I participated in a great Preconference on Qualitative Political Communication Research last week organized by the fabulous Rasmus Kleis Nielsen, Matt PowersDaniel Kreiss, and Dave Karpf.  Here is a brief response I gave to a set of papers on various political media realities. I’m calling it The Many Realities of Media and Politics.

During the first panel slot of the day, we heard a set of papers that either explicitly or implicitly addressed Lance Bennett and Shanto Iyengar challenge in 2008, in A New Era of Minimal Effects? The Changing Foundations of Political, to develop methods and tools of analysis that are more appropriate to citizens’ everyday experience of media and politics.

Melissa Aroncyzk argues in her paper that the task of researchers is not to reconciling research with reality but rather to analyzing the multiplicity of realities developed in different spaces by different actors.

And in fact, each of these papers looks at a very different reality.

Melissa looks at legitimacy, and specifically legitimating devices used by the oil and gas industry to promote the XL pipeline. She treats promotional discourse, which is often considered by researchers as faux political communication, “not as a barrier to political communication but as a constitutive element of it.”Genevieve Chacon looks at the reality of journalists covering politics—the reality of traditional journalism, which holds close in the case she presents, to the longstanding news traditions and practices. Jill Hopke explores the reality of the network and the relationships among actors or nodes, and among local and global dynamics, around the Global Frackdown.  And B. Theo Mazumdar and Andrea Wenzel (in a paper co-written with Yasuhito Abe, Bryony Inge, Erin Kamler and Sarah Myers) look at affect or political communication at the level of narratives developed within an Iranian diasporic community.

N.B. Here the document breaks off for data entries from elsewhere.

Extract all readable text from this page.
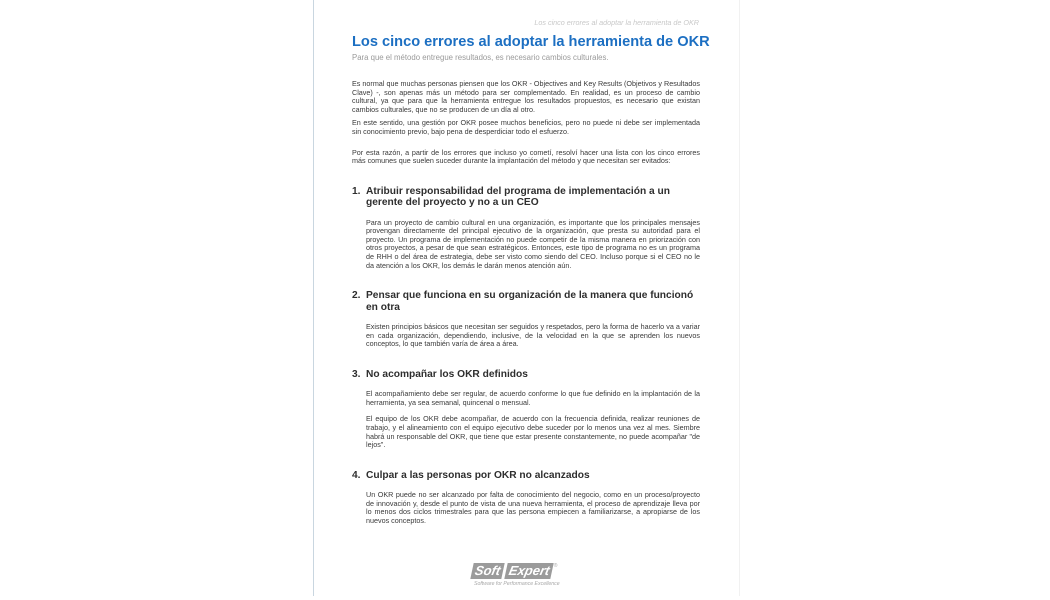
Los cinco errores al adoptar la herramienta de OKR
Los cinco errores al adoptar la herramienta de OKR
Para que el método entregue resultados, es necesario cambios culturales.

Es normal que muchas personas piensen que los OKR - Objectives and Key Results (Objetivos y Resultados Clave) -, son apenas más un método para ser complementado. En realidad, es un proceso de cambio cultural, ya que para que la herramienta entregue los resultados propuestos, es necesario que existan cambios culturales, que no se producen de un día al otro.

En este sentido, una gestión por OKR posee muchos beneficios, pero no puede ni debe ser implementada sin conocimiento previo, bajo pena de desperdiciar todo el esfuerzo.

Por esta razón, a partir de los errores que incluso yo cometí, resolví hacer una lista con los cinco errores más comunes que suelen suceder durante la implantación del método y que necesitan ser evitados:

1. Atribuir responsabilidad del programa de implementación a un gerente del proyecto y no a un CEO

Para un proyecto de cambio cultural en una organización, es importante que los principales mensajes provengan directamente del principal ejecutivo de la organización, que presta su autoridad para el proyecto. Un programa de implementación no puede competir de la misma manera en priorización con otros proyectos, a pesar de que sean estratégicos. Entonces, este tipo de programa no es un programa de RHH o del área de estrategia, debe ser visto como siendo del CEO. Incluso porque si el CEO no le da atención a los OKR, los demás le darán menos atención aún.

2. Pensar que funciona en su organización de la manera que funcionó en otra

Existen principios básicos que necesitan ser seguidos y respetados, pero la forma de hacerlo va a variar en cada organización, dependiendo, inclusive, de la velocidad en la que se aprenden los nuevos conceptos, lo que también varía de área a área.

3. No acompañar los OKR definidos

El acompañamiento debe ser regular, de acuerdo conforme lo que fue definido en la implantación de la herramienta, ya sea semanal, quincenal o mensual.

El equipo de los OKR debe acompañar, de acuerdo con la frecuencia definida, realizar reuniones de trabajo, y el alineamiento con el equipo ejecutivo debe suceder por lo menos una vez al mes. Siembre habrá un responsable del OKR, que tiene que estar presente constantemente, no puede acompañar "de lejos".

4. Culpar a las personas por OKR no alcanzados

Un OKR puede no ser alcanzado por falta de conocimiento del negocio, como en un proceso/proyecto de innovación y, desde el punto de vista de una nueva herramienta, el proceso de aprendizaje lleva por lo menos dos ciclos trimestrales para que las persona empiecen a familiarizarse, a apropiarse de los nuevos conceptos.

Soft Expert ®
Software for Performance Excellence
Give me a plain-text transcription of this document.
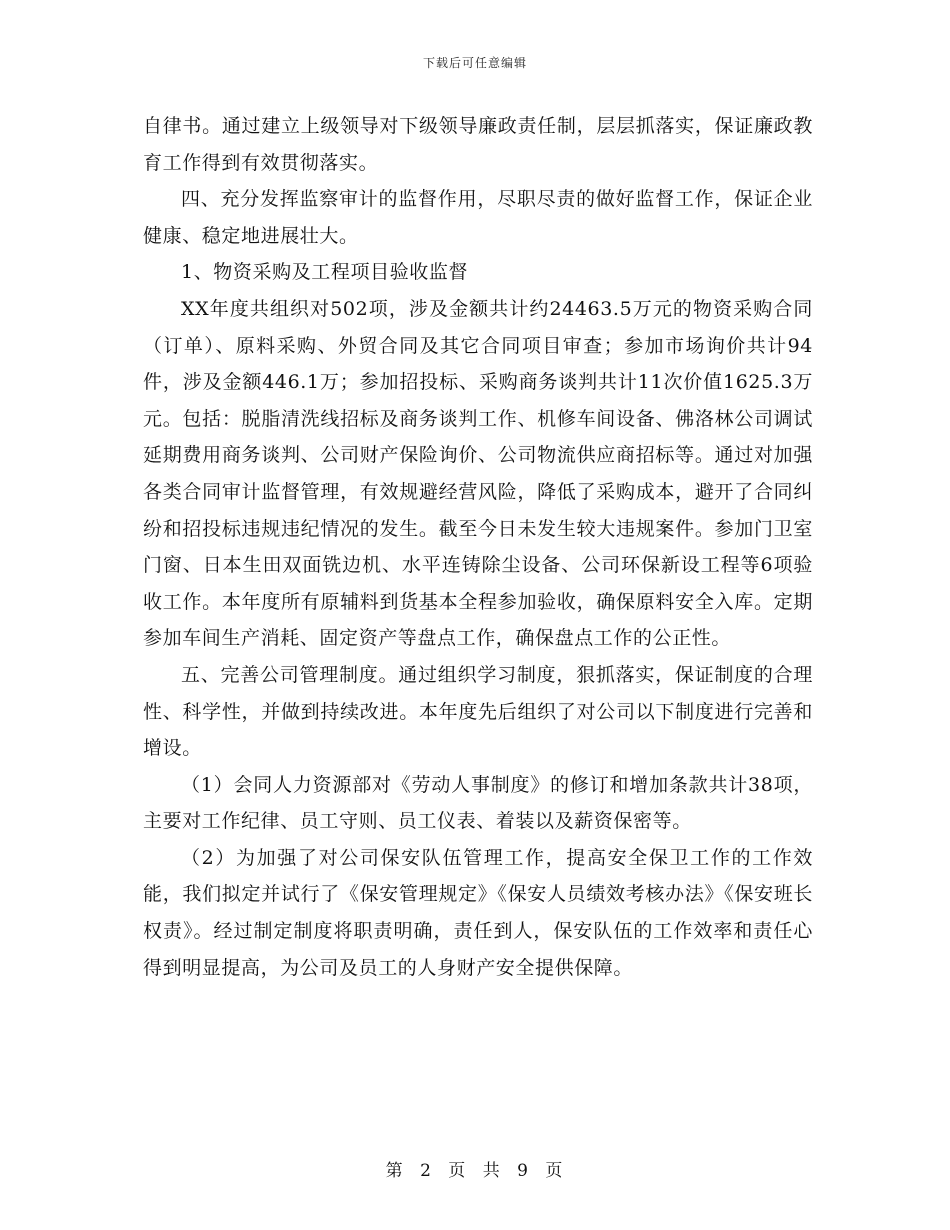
下载后可任意编辑

自律书。通过建立上级领导对下级领导廉政责任制，层层抓落实，保证廉政教育工作得到有效贯彻落实。

四、充分发挥监察审计的监督作用，尽职尽责的做好监督工作，保证企业健康、稳定地进展壮大。

1、物资采购及工程项目验收监督

XX年度共组织对502项，涉及金额共计约24463.5万元的物资采购合同（订单）、原料采购、外贸合同及其它合同项目审查；参加市场询价共计94件，涉及金额446.1万；参加招投标、采购商务谈判共计11次价值1625.3万元。包括：脱脂清洗线招标及商务谈判工作、机修车间设备、佛洛林公司调试延期费用商务谈判、公司财产保险询价、公司物流供应商招标等。通过对加强各类合同审计监督管理，有效规避经营风险，降低了采购成本，避开了合同纠纷和招投标违规违纪情况的发生。截至今日未发生较大违规案件。参加门卫室门窗、日本生田双面铣边机、水平连铸除尘设备、公司环保新设工程等6项验收工作。本年度所有原辅料到货基本全程参加验收，确保原料安全入库。定期参加车间生产消耗、固定资产等盘点工作，确保盘点工作的公正性。

五、完善公司管理制度。通过组织学习制度，狠抓落实，保证制度的合理性、科学性，并做到持续改进。本年度先后组织了对公司以下制度进行完善和增设。

（1）会同人力资源部对《劳动人事制度》的修订和增加条款共计38项，主要对工作纪律、员工守则、员工仪表、着装以及薪资保密等。

（2）为加强了对公司保安队伍管理工作，提高安全保卫工作的工作效能，我们拟定并试行了《保安管理规定》《保安人员绩效考核办法》《保安班长权责》。经过制定制度将职责明确，责任到人，保安队伍的工作效率和责任心得到明显提高，为公司及员工的人身财产安全提供保障。

第 2 页 共 9 页
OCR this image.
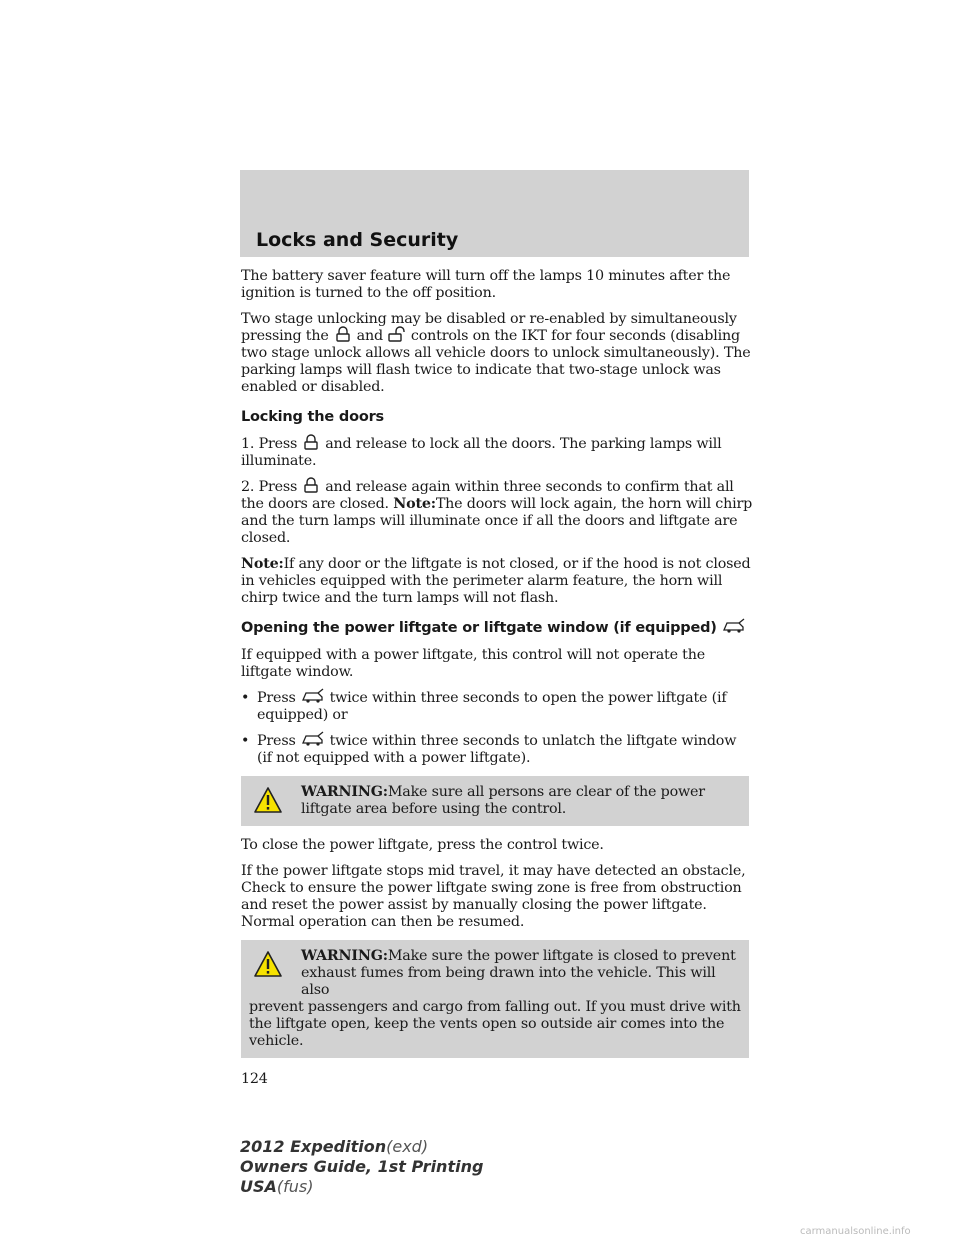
Locks and Security

The battery saver feature will turn off the lamps 10 minutes after the ignition is turned to the off position.

Two stage unlocking may be disabled or re-enabled by simultaneously pressing the and controls on the IKT for four seconds (disabling two stage unlock allows all vehicle doors to unlock simultaneously). The parking lamps will flash twice to indicate that two-stage unlock was enabled or disabled.

Locking the doors

1. Press and release to lock all the doors. The parking lamps will illuminate.

2. Press and release again within three seconds to confirm that all the doors are closed. Note:The doors will lock again, the horn will chirp and the turn lamps will illuminate once if all the doors and liftgate are closed.

Note:If any door or the liftgate is not closed, or if the hood is not closed in vehicles equipped with the perimeter alarm feature, the horn will chirp twice and the turn lamps will not flash.

Opening the power liftgate or liftgate window (if equipped)

If equipped with a power liftgate, this control will not operate the liftgate window.

• Press twice within three seconds to open the power liftgate (if equipped) or
• Press twice within three seconds to unlatch the liftgate window (if not equipped with a power liftgate).
WARNING:Make sure all persons are clear of the power liftgate area before using the control.

To close the power liftgate, press the control twice.

If the power liftgate stops mid travel, it may have detected an obstacle, Check to ensure the power liftgate swing zone is free from obstruction and reset the power assist by manually closing the power liftgate. Normal operation can then be resumed.

WARNING:Make sure the power liftgate is closed to prevent exhaust fumes from being drawn into the vehicle. This will also
prevent passengers and cargo from falling out. If you must drive with the liftgate open, keep the vents open so outside air comes into the vehicle.
124
2012 Expedition(exd)
Owners Guide, 1st Printing
USA(fus)
carmanualsonline.info
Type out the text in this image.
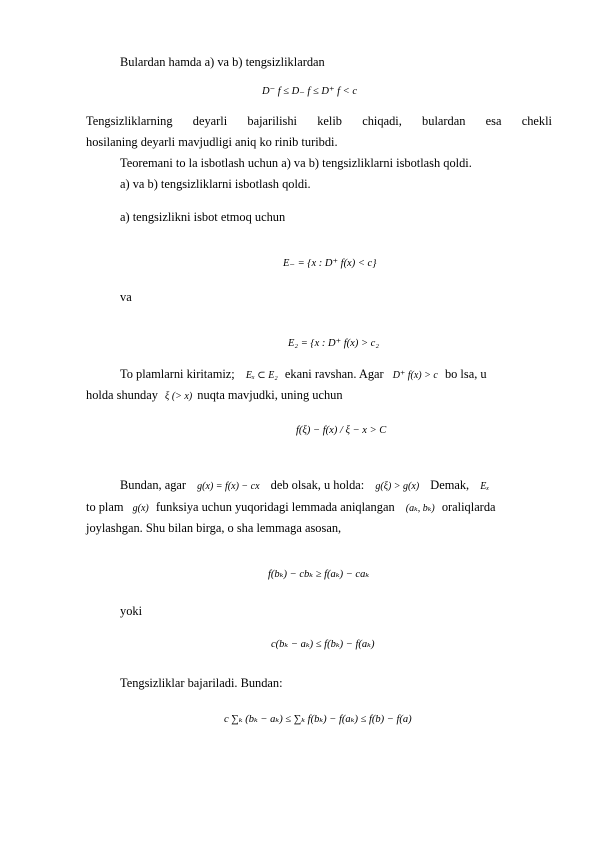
Bulardan hamda a) va b) tengsizliklardan
D⁻ f ≤ D₋ f ≤ D⁺ f < c
Tengsizliklarning deyarli bajarilishi kelib chiqadi, bulardan esa chekli
hosilaning deyarli mavjudligi aniq ko rinib turibdi.
Teoremani to la isbotlash uchun a) va b) tengsizliklarni isbotlash qoldi.
a) va b) tengsizliklarni isbotlash qoldi.
a) tengsizlikni isbot etmoq uchun
E₋ = {x : D⁺ f(x) < c}
va
E₂ = {x : D⁺ f(x) > c₂
To plamlarni kiritamiz; Eₓ ⊂ E₂ ekani ravshan. Agar D⁺ f(x) > c bo lsa, u
holda shunday ξ (> x) nuqta mavjudki, uning uchun
f(ξ) − f(x) / ξ − x > C
Bundan, agar g(x) = f(x) − cx deb olsak, u holda: g(ξ) > g(x) Demak, Eₓ
to plam g(x) funksiya uchun yuqoridagi lemmada aniqlangan (aₖ, bₖ) oraliqlarda
joylashgan. Shu bilan birga, o sha lemmaga asosan,
f(bₖ) − cbₖ ≥ f(aₖ) − caₖ
yoki
c(bₖ − aₖ) ≤ f(bₖ) − f(aₖ)
Tengsizliklar bajariladi. Bundan:
c ∑ₖ (bₖ − aₖ) ≤ ∑ₖ f(bₖ) − f(aₖ) ≤ f(b) − f(a)
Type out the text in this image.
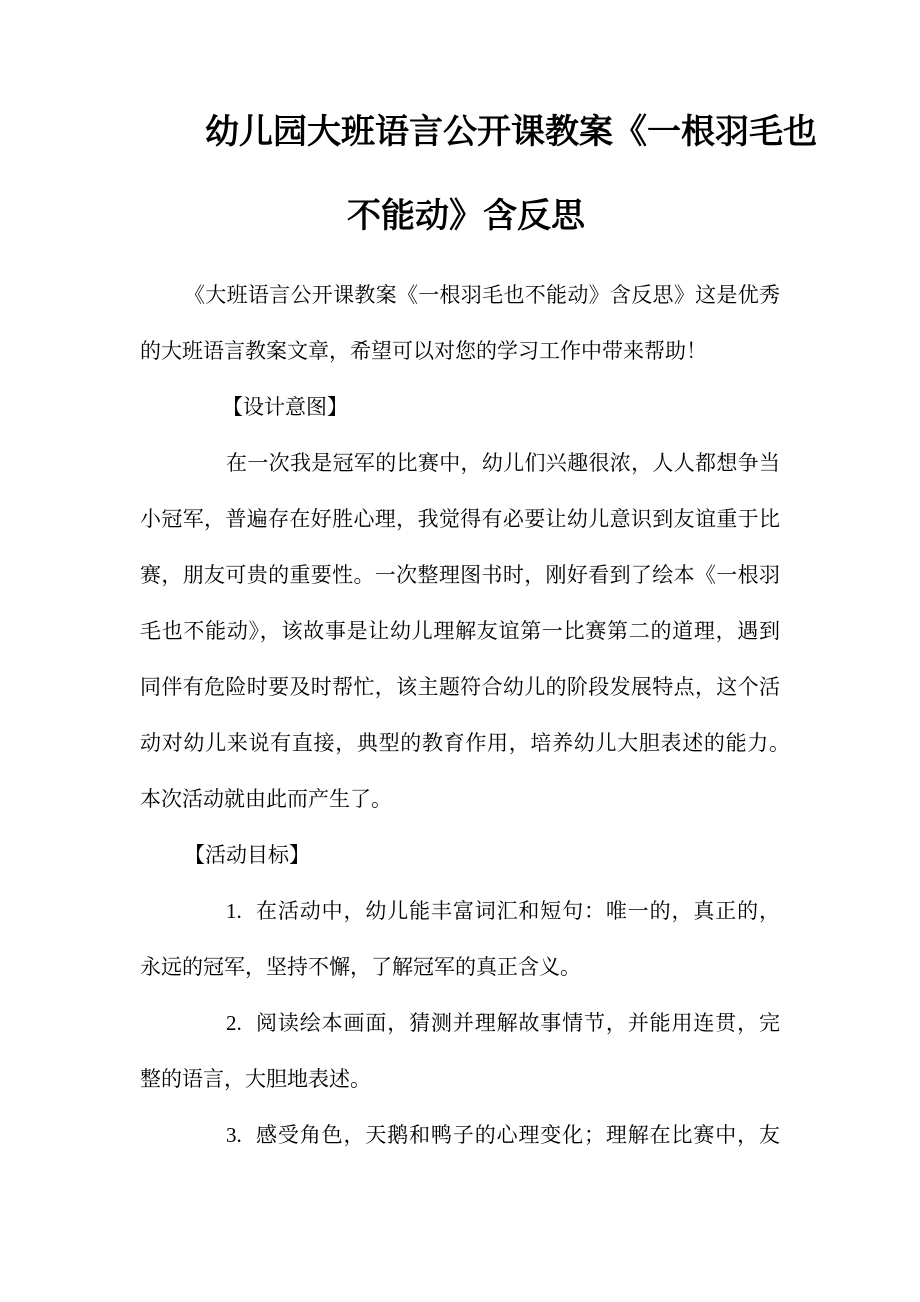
幼儿园大班语言公开课教案《一根羽毛也
不能动》含反思
《大班语言公开课教案《一根羽毛也不能动》含反思》这是优秀
的大班语言教案文章，希望可以对您的学习工作中带来帮助！
【设计意图】
在一次我是冠军的比赛中，幼儿们兴趣很浓，人人都想争当
小冠军，普遍存在好胜心理，我觉得有必要让幼儿意识到友谊重于比
赛，朋友可贵的重要性。一次整理图书时，刚好看到了绘本《一根羽
毛也不能动》，该故事是让幼儿理解友谊第一比赛第二的道理，遇到
同伴有危险时要及时帮忙，该主题符合幼儿的阶段发展特点，这个活
动对幼儿来说有直接，典型的教育作用，培养幼儿大胆表述的能力。
本次活动就由此而产生了。
【活动目标】
1. 在活动中，幼儿能丰富词汇和短句：唯一的，真正的，
永远的冠军，坚持不懈，了解冠军的真正含义。
2. 阅读绘本画面，猜测并理解故事情节，并能用连贯，完
整的语言，大胆地表述。
3. 感受角色，天鹅和鸭子的心理变化；理解在比赛中，友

So what does this say about the political communication landscape that there are vastly different realities coming together to shape discourse about issues of common concern?

I think it is useful to draw on Andrew Chadwick’s book The Hybrid Media System to make sense of the emerging environment. He describes this system as exhibiting a balance between the older logics of transmission and reception and the new logics of circulation, recirculation and negotiation. Actors in these overlapping fields of media and politics both shape and are shaped by this hybridity.

Journalists, politicians, and corporations used to have the corner on the market but today, as several of these papers have illustrated, there are new, or newly acknowledges sources of power including the narratives formed in communities and circulated via social media;

the relations among environmental justice actors; the propaganda-style campaigns of the cool and gas industries; the new types of journalist flows of information via twitter.

Clearly, the call by Bennett and Iyengar to better understand what is really going on in political communication signaled an acknowledgment that the political that most of us experience, demands new approaches and new ways of thinking about the various sources of power at play in the contemporary media landscape.

These papers demonstrate, I think, a positive move in the field away from looking exclusively at the usual suspects—journalist, politicians, and moneyed interests. In order to continue to create useful theories that help make sense of the interplay among these various realities we need to develop and refine ways of looking at relationships among these various realities, network nodes and actors.

One central element of this is to work toward developing a more sophisticated dialogue –about the tools and platforms being used, about what sort of communication and relations they afford or enable, and what kind they discourage or disable. This can bring us closer to being able to theorize how different realities shape and are shaped by the new hybridity media landscape, where various actors, institutions, attributes of old and new tech are duking it out to gain material and symbolic upper-hand in the political realm.